The report identifies the impact of energy subsidies on public finance in Ecuador and looks at the distributional impacts of subsidies. To inform policy design, the authors use the household survey data from Ecuador, in combination with augmented input-output data, to assess the distributional impacts of energy subsidy reform. Energy subsidies account for about seven percent of Ecuador’s yearly public spending or two-thirds of the fiscal deficit. The study finds that it costs USD20 to transfer USD1 to the bottom income quintile through gasoline subsidies; USD10 through electricity; USD9 through diesel subsidies; and USD5 through liquefied petroleum gas (LPG) subsidies. Relative to household income, subsidy removal without compensation would be regressive for diesel and LPG, progressive for gasoline, and approximately neutral for electricity.
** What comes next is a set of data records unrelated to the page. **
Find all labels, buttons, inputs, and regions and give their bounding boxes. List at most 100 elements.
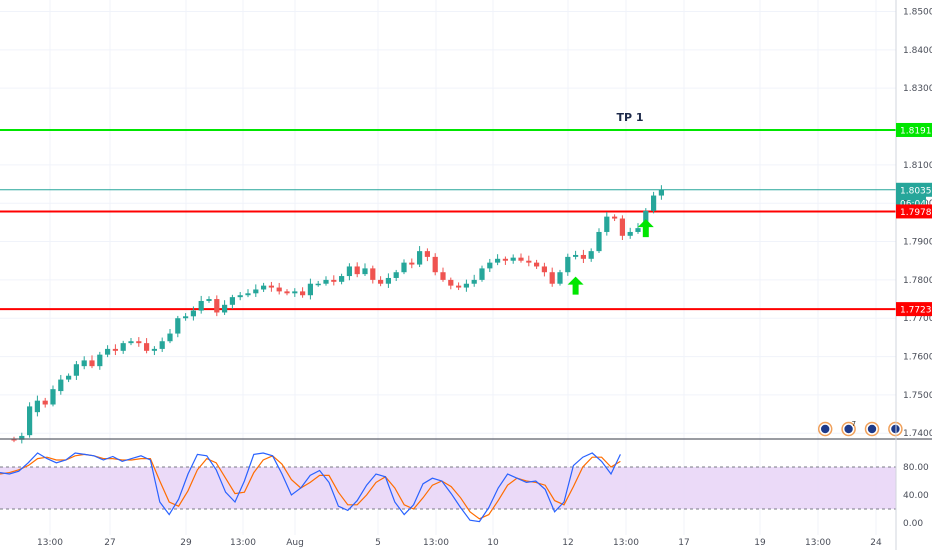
candle-body xyxy=(81,360,87,367)
candle-body xyxy=(27,406,33,436)
stoch-level-label: 0.00 xyxy=(903,519,923,529)
time-tick-label: 24 xyxy=(870,538,882,548)
candle-body xyxy=(50,389,56,405)
candle-body xyxy=(487,262,493,269)
stoch-level-label: 80.00 xyxy=(903,463,929,473)
time-tick-label: 13:00 xyxy=(613,538,639,548)
candle-body xyxy=(292,291,298,294)
candle-body xyxy=(424,251,430,257)
candle-body xyxy=(198,300,204,311)
countdown-tag-text: 06:04 xyxy=(900,199,926,209)
price-tick-label: 1.81000 xyxy=(903,161,932,171)
candle-body xyxy=(237,295,243,298)
candle-body xyxy=(619,218,625,236)
price-tick-label: 1.85000 xyxy=(903,8,932,18)
event-marker-dot xyxy=(891,424,900,434)
price-tick-label: 1.77000 xyxy=(903,314,932,324)
candle-body xyxy=(658,189,664,196)
tp1-annotation: TP 1 xyxy=(616,111,643,124)
price-tick-label: 1.83000 xyxy=(903,84,932,94)
event-marker-count: 7 xyxy=(852,420,856,428)
candle-body xyxy=(214,299,220,313)
stoch-band xyxy=(0,467,896,509)
stoch-k-line xyxy=(0,452,621,523)
candle-body xyxy=(612,216,618,219)
candle-body xyxy=(510,257,516,261)
candle-body xyxy=(105,348,111,355)
price-axis[interactable]: 1.850001.840001.830001.810001.800001.790… xyxy=(903,8,932,440)
time-tick-label: 13:00 xyxy=(230,538,256,548)
candle-body xyxy=(58,379,64,392)
candle-body xyxy=(97,354,103,367)
time-tick-label: 13:00 xyxy=(805,538,831,548)
up-arrow-icon xyxy=(567,276,584,295)
event-marker-dot xyxy=(821,424,830,434)
stochastic-panel xyxy=(0,452,896,523)
candle-body xyxy=(627,231,633,236)
time-tick-label: 13:00 xyxy=(37,538,63,548)
candle-body xyxy=(128,341,134,344)
candle-body xyxy=(456,285,462,288)
candle-body xyxy=(315,283,321,286)
candle-body xyxy=(331,279,337,282)
candle-body xyxy=(253,289,259,294)
candle-body xyxy=(417,251,423,265)
candle-body xyxy=(261,285,267,290)
time-tick-label: 17 xyxy=(678,538,689,548)
candle-body xyxy=(89,360,95,367)
candle-body xyxy=(471,279,477,284)
candle-body xyxy=(183,316,189,319)
candle-body xyxy=(339,276,345,282)
candle-body xyxy=(635,228,641,232)
candle-body xyxy=(448,279,454,286)
candle-body xyxy=(346,266,352,277)
event-markers: 72 3 xyxy=(817,420,903,437)
candle-body xyxy=(370,268,376,280)
resistance-price-tag-box xyxy=(896,204,932,219)
candle-body xyxy=(245,293,251,296)
candles xyxy=(11,185,664,444)
candle-body xyxy=(206,299,212,301)
candle-body xyxy=(323,279,329,284)
candle-body xyxy=(284,291,290,294)
candle-body xyxy=(432,256,438,273)
candle-body xyxy=(300,291,306,296)
candle-body xyxy=(440,272,446,280)
time-tick-label: 19 xyxy=(754,538,766,548)
stoch-axis: 80.00 40.00 0.00 xyxy=(903,463,929,529)
time-tick-label: 29 xyxy=(180,538,192,548)
time-axis[interactable]: 13:00 27 29 13:00 Aug 5 13:00 10 12 13:00 17 19 13:0… xyxy=(37,538,882,548)
candle-body xyxy=(549,272,555,284)
time-tick-label: 10 xyxy=(487,538,499,548)
time-tick-label: 13:00 xyxy=(423,538,449,548)
candle-body xyxy=(268,285,274,288)
candle-body xyxy=(479,268,485,280)
event-marker-dot xyxy=(867,424,877,434)
candle-body xyxy=(385,277,391,284)
candle-body xyxy=(120,343,126,351)
candle-body xyxy=(175,318,181,334)
candle-body xyxy=(151,348,157,351)
candle-body xyxy=(541,266,547,273)
candle-body xyxy=(222,304,228,313)
candle-body xyxy=(573,254,579,257)
event-marker-dot xyxy=(844,424,853,434)
candle-body xyxy=(362,268,368,275)
candle-body xyxy=(34,400,40,413)
candle-body xyxy=(526,260,532,263)
candle-body xyxy=(73,364,79,376)
price-tick-label: 1.79000 xyxy=(903,238,932,248)
candle-body xyxy=(557,272,563,284)
time-tick-label: Aug xyxy=(286,538,304,548)
time-tick-label: 12 xyxy=(562,538,573,548)
price-tick-label: 1.75000 xyxy=(903,391,932,401)
candle-body xyxy=(11,439,17,441)
candle-body xyxy=(401,262,407,273)
candle-body xyxy=(580,254,586,259)
candle-body xyxy=(393,272,399,278)
candle-body xyxy=(190,310,196,317)
candle-body xyxy=(19,435,25,440)
tp-price-tag-box xyxy=(896,122,932,137)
While removing these subsidies would yield clear economic and climate benefits, the expected adverse effects on vulnerable households are likely to make such reforms politically difficult. The authors analyze how a fraction of financial resources, freed up by the subsidy reform, could be used to mitigate the income losses of poor households by means of in-kind and in-cash revenue recycling schemes. The results indicate that removing all energy subsidies and increasing the existing social protection program, Bono de Desarrollo Humano, by nearly USD50 per month would confer net benefits of almost 10 percent of their current income to the poorest quintile and also free up significant amounts in the public budget.
The authors also conduct expert interviews to evaluate the political and institutional challenges related to the energy subsidy reform. They identify two combinations of reform options and recycling schemes that would benefit the poorest 40 percent of households, namely eliminating subsidies on gasoline, while increasing the amount transferred to vulnerable households through Bono de Desarrollo Humano; and replacing the universal LPG subsidies with targeted LPG vouchers. The authors suggest that countries in Latin America may benefit from increasing energy prices to fund development programs, reduce public deficits, and incentivize a transition to a low-carbon economy. The cash transfer programs of the region could be an instrument to reduce the impact of energy price hikes on poor consumers, thereby making price reforms more palatable.